I am cynical enough to believe that the voting procedure will start taking a little longer as the temperature goes down.
@nomolos: Well, there’s one Republican challenger there, but the process is moving along and he’s not doing much more than making sure people have IDs, and almost everyone has ID (here you can sign an affidavit if you are voting w/o ID, and that has worked fine too).
The biggest bummer is that the janitor at the church we were at was being a stickler about the entryway, refusing to let people snake in there to stay warm.
drove past my voting place on way home from class, saw line out door. stared in shock.
never have lines.
am now chugging down gatorade to prepare myself for the wait in our 90 degree cloudless day. (down from yesterday’s 95).
update: w00t! no wait. my L.A. church hall had 3 precincts, 8 Ink-a-Vote machines each, all mostly full with a few people waiting.

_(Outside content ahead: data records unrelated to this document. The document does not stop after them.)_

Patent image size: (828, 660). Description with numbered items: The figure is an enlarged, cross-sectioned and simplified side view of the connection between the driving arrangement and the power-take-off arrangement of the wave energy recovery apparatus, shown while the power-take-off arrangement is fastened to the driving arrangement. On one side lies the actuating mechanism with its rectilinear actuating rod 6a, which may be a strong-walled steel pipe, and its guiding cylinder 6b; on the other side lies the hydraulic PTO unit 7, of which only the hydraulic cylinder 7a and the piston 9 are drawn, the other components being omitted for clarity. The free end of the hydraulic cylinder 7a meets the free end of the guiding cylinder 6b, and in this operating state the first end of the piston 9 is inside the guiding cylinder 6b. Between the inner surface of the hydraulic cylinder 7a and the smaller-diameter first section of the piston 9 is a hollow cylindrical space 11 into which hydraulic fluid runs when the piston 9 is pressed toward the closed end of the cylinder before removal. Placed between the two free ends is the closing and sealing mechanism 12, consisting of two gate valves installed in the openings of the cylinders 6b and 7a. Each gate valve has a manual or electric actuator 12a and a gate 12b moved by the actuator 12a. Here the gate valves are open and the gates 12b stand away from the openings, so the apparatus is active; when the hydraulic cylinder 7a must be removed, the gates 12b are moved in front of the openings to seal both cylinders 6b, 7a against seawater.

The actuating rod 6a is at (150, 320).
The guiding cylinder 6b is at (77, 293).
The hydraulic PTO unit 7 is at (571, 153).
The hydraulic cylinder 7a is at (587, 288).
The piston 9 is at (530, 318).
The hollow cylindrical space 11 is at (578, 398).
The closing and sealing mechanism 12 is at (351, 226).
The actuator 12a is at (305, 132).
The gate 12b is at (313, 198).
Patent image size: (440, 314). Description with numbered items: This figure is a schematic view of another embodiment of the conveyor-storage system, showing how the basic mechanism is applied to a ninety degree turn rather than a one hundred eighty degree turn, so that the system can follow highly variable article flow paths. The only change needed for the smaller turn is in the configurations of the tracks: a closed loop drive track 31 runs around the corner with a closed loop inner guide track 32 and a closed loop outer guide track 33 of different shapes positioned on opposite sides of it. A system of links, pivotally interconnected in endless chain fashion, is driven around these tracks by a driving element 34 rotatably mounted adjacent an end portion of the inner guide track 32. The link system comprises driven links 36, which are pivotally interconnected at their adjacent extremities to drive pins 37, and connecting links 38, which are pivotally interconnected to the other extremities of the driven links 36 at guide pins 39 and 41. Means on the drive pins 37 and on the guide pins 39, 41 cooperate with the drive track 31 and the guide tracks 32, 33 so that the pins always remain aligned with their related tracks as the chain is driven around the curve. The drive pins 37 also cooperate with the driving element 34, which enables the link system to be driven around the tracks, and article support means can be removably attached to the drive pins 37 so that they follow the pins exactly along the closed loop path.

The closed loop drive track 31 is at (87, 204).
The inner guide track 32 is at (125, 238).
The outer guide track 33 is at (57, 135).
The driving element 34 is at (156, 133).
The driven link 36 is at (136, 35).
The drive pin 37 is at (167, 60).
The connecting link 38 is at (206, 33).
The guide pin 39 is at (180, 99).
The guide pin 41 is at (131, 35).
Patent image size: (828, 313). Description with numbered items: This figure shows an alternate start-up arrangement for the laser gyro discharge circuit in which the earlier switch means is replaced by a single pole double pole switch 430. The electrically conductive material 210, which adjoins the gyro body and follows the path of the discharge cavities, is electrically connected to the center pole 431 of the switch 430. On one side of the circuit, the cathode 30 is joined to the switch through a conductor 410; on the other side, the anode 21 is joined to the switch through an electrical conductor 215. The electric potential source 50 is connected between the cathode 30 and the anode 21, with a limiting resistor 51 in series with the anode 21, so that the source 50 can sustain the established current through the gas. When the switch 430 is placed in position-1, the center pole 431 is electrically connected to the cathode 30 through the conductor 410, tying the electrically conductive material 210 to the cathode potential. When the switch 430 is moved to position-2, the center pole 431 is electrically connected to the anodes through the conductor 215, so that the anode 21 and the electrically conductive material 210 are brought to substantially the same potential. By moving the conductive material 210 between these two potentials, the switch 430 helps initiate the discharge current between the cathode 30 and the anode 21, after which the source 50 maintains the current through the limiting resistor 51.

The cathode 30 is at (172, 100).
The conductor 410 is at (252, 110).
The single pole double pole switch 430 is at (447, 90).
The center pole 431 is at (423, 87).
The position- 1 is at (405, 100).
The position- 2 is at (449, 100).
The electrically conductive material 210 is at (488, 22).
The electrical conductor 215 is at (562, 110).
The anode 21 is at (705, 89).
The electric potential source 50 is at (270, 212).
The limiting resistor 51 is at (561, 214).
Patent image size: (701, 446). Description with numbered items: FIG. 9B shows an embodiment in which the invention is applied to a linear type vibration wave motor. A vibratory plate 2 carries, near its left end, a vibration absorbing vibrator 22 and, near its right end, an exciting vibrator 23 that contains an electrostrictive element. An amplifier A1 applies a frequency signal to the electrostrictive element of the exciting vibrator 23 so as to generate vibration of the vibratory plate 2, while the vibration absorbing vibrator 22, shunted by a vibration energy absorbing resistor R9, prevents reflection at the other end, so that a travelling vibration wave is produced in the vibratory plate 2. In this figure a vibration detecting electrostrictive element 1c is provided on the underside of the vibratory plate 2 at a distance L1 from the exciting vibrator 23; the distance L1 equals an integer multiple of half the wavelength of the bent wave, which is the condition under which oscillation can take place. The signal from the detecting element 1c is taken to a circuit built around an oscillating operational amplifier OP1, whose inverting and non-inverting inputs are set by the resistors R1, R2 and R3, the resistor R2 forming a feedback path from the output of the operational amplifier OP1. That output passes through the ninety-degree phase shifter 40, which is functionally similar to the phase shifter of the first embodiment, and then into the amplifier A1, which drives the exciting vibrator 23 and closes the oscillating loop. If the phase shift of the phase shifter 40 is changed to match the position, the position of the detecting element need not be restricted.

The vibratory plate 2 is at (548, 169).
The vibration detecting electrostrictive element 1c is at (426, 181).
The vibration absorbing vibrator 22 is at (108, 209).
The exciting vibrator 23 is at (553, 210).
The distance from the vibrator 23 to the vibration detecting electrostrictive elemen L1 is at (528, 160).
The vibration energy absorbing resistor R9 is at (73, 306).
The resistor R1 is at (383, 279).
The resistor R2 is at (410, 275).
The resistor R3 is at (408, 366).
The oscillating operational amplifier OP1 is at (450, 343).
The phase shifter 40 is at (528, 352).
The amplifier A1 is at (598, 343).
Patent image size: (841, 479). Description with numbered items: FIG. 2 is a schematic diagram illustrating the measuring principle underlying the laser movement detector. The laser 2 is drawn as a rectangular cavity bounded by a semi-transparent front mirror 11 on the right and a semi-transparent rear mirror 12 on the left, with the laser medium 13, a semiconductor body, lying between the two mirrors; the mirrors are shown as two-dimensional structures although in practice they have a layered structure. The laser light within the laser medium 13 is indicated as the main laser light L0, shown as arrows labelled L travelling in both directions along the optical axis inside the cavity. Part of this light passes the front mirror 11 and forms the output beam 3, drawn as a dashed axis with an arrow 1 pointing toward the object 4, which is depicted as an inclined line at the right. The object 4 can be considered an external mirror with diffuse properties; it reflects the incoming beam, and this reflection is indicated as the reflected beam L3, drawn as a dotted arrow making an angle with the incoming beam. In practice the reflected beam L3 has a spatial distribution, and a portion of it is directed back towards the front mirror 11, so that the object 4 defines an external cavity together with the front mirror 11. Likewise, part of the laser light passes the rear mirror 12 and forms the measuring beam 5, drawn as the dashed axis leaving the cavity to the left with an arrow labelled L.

Longest line today has been 1/2 hour.
biggest delay for me was waiting for the kindly older gent to unearth the pad of ballots hidden under the tons of misc. crap strewn on the table.
@rosalind: A secret about the two voting precincts I visited today.
The average age of the workers in the African American one was probably 40–35 if you count the high school senior running the QVF.
The average age of the workers in my precinct was probably 65–59 if you count the high school woman running our QVF.
When I told the women in my precinct I had been doing voter protection, they asked if we had had problems with the stickers. Nope, I said. But I realized that the stickers this time were proving difficult for the older, possibly arthritic hands of the women in my precinct.
Upper East Side, of all places:
@joanneleon: More:
It’s like Ohio, or Florida, on the Upper East Side, as ballot scanners quit
And they are saying a lot of places that were not affected by Sandy are having problems too.
We’re good here in this part of NJ. Same as it ever was. Small polling place. Once in awhile one of the three machines goes down but otherwise it’s fine.
@emptywheel: although i see the wisdom in going to an all-mail vote for the Country until we can restore sanity, i love voting in person to see all the immigrant poll workers in action. they are SO freakin’ excited to participate. always a good reminder of what we have in this Country, flawed though it may be.
Regardless of how most of us here feel about the candidates and the election system as a whole, thank you, thank you, thank you to everyone who is volunteering to help people who are being denied the right to vote and have their vote counted.
Per the Portland Press-Herald, the first thing out of Angus King’s mouth after thanking his supporters, was to thank Karl Rove for his advertising in Maine and then told him he hoped Rove never comes to Maine.
Rove and his SuperPACs and his friends spent bales of cash, it seems, in ads both against King and for the Dems’ sacrificial lamb.
What I’m hearing is that the same-sex marriage referendum in Maine is going to be close.
LMAO at Akin and Murdock. And, especially, Brown in MA. Some of the public-safety unions that supported Brown had put out an odious paper earlier in the campaign, calling Elizabeth Warren a “squaw” and telling her to stay out of the Senate. I wonder how Brown feels now….
Me? Schadenfreude. Rip-roaring howl-at-the-moon schadenfreude.
thanks, ew, for getting in the voting trenches and staying there.
same problem here. where i vote – a large catholic church with ample space – there were just a few of us old farts at a time, super quiet, lots of unused machines, zero lines.
yet 15 miles away in fulton county (atlanta), reports were that there were lines around the block – a clear sign people wanted a say in their gov’t.
but too few machines and too little help, kept people, 99% aa, waiting an intolerably long time in line in the dark and cold.
there really is no excuse for this kind of (local gov’t) f-up.
Thanks for this report. I did a turn at poll-watching several years ago, and I would recommend it to anyone. What a way to witness our democracy at work on the grass-roots level!